Tony made a proposal: we would go into a professional recoding studio, hire professional studio musicians, and take whatever time it took to record an album suitable for commercial release. Tony would have creative control, and Tony would pay for it. We went to Independent Sound in the Richmond district, did two new songs. Derelict in my Doorway was a "novelty" song targeting both the uncouth homeless and the uptight burghers and cops who persecute them. "Dream a lot" was our version of a disco song, not intended as a parody. Frank Zincavage from Romeo Void played bass; Jeremy helped program the drum machine (which kept perfect time). Tom and Selby played violin and sax, but we got a guitar to fill in also. Tony, Matthew and I sang; I played both piano and synth. We did many sessions and mixes; the consensus among the professionals was it wasn't quite there, and the violin and sax had to go. Tom and Selby were axed.
We moved to Harbour Sound in Sausalito and started two more songs while continuing to work on the first two. We hired another guitarist, this on a Julliard-trained pro, to record Prelude to a Quaalude, the first song we had done at chorus retreat in 1980.It came out great, but the song had turned into what it had originally parodied. When we did Sit on My Face, the engineer suggested since we were singing like girls why didn't we get real girls to sing with us. So we did. When we told Annie Stocking how Margo Crossman used to do a phone sex monologue in the middle, Annie laid one down. (For a gay male band, we featured a lot of female sexuality). We got a pro horn section led by Wayne Wallace to replace Tom and Selby. Tony Saunders played bass on the new songs. Everyone agreed Prelude and Sit were done. Derelict even got on the nationally syndicated Dr. Demento radio show. But Dream A Lot was still a mess.

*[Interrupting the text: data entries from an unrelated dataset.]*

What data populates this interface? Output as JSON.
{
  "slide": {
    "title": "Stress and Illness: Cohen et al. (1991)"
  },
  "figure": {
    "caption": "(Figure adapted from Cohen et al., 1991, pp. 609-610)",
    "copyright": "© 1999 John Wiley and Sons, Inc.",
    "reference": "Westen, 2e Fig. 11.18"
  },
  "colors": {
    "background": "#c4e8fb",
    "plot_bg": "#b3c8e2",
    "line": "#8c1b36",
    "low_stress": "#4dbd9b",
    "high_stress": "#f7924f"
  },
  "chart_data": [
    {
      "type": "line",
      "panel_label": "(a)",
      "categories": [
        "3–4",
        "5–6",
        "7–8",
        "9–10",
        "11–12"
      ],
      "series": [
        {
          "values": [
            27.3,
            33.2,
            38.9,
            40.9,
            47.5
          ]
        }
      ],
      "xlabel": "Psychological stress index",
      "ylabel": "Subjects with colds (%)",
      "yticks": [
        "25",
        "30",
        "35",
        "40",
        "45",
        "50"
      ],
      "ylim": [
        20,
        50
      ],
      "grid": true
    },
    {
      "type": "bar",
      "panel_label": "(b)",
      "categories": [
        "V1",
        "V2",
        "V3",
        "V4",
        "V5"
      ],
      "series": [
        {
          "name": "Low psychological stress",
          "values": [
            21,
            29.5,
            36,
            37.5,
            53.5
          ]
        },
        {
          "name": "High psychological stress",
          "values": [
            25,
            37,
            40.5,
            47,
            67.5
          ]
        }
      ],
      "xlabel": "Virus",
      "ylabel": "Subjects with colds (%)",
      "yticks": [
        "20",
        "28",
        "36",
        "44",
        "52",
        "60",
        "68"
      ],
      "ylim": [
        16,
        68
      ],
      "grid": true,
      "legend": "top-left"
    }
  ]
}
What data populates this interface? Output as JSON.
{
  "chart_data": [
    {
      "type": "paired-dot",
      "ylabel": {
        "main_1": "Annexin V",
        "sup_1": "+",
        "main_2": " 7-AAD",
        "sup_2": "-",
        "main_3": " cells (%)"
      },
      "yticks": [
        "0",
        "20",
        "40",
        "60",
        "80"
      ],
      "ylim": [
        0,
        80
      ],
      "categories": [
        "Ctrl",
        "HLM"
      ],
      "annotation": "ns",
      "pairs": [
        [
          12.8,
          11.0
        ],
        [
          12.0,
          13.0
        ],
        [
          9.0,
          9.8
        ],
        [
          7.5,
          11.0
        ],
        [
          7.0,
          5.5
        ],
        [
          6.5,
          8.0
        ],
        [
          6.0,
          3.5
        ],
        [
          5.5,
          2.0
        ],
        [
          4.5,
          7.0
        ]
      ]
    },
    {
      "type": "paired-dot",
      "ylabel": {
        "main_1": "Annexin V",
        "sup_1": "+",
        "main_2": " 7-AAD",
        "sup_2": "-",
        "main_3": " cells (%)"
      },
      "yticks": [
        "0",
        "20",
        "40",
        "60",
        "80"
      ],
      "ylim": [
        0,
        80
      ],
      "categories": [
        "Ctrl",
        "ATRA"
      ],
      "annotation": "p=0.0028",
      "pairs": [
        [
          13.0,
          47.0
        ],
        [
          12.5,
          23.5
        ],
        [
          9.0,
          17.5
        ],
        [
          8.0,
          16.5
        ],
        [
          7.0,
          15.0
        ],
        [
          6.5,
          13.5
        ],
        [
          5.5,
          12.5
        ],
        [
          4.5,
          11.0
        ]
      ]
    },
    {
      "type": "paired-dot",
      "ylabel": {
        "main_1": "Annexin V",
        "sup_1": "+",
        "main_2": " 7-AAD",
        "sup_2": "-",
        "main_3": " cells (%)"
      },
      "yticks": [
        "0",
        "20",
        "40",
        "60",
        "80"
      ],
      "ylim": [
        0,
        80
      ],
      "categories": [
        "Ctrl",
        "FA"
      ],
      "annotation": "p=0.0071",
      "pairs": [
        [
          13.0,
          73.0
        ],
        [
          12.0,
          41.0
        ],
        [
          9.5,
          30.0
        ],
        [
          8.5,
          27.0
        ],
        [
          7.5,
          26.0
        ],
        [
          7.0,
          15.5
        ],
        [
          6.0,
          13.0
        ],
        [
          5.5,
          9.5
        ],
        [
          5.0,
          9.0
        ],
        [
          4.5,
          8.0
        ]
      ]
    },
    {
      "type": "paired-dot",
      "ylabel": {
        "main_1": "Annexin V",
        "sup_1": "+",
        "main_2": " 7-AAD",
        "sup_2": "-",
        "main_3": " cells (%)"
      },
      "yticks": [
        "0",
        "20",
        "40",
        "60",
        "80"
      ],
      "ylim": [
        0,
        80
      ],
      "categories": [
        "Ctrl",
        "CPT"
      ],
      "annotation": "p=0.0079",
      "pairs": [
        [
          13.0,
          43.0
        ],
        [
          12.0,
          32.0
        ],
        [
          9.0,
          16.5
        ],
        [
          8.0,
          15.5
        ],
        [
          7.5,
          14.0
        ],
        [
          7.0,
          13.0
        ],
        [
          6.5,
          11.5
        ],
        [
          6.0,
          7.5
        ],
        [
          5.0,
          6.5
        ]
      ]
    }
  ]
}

We went to yet another studio, Sammy Gene Music in San Rafael run by three crusty old hippies including guitarist Gary Duncan from Quicksilver Messenger Service, to do two more songs. Say Mongoose was a straightforward new pop tune called with lyrics suitable for kids. We also did Bobbing for Apples, but changed the words. The original was about drinking recycled beer at the Cauldron; we turned it into a good ol' frat boy beer drinking song. This studio didn't even have a piano, but Gary, engineer Bob Ohlsson , and I worked together to forge a tight accompaniment of multiple guitar and synth tracks. Frank Zincavage played bass and helped us arrange the songs and program the drum machine, which was augmented by live percussion from Pete Escovedo. The drum machine on Dream A Lot had gotten totally out of control, so we scrapped it. Drummer Sammy Piazza of Hot Tuna claimed he could play just as accurately as a drum machine, and backed up his claim. It was much cleaner, but we weren't yet ready to attempt a remix.
Automatic Pilot went into the studio for the last time in January 1985, this time to Starlight in Richmond to remix Say Mongoose and Dream A Lot. We now had six songs complete - not quite enough for an album. We planned to continue, but Tony's health deteriorated. and the project came to a halt.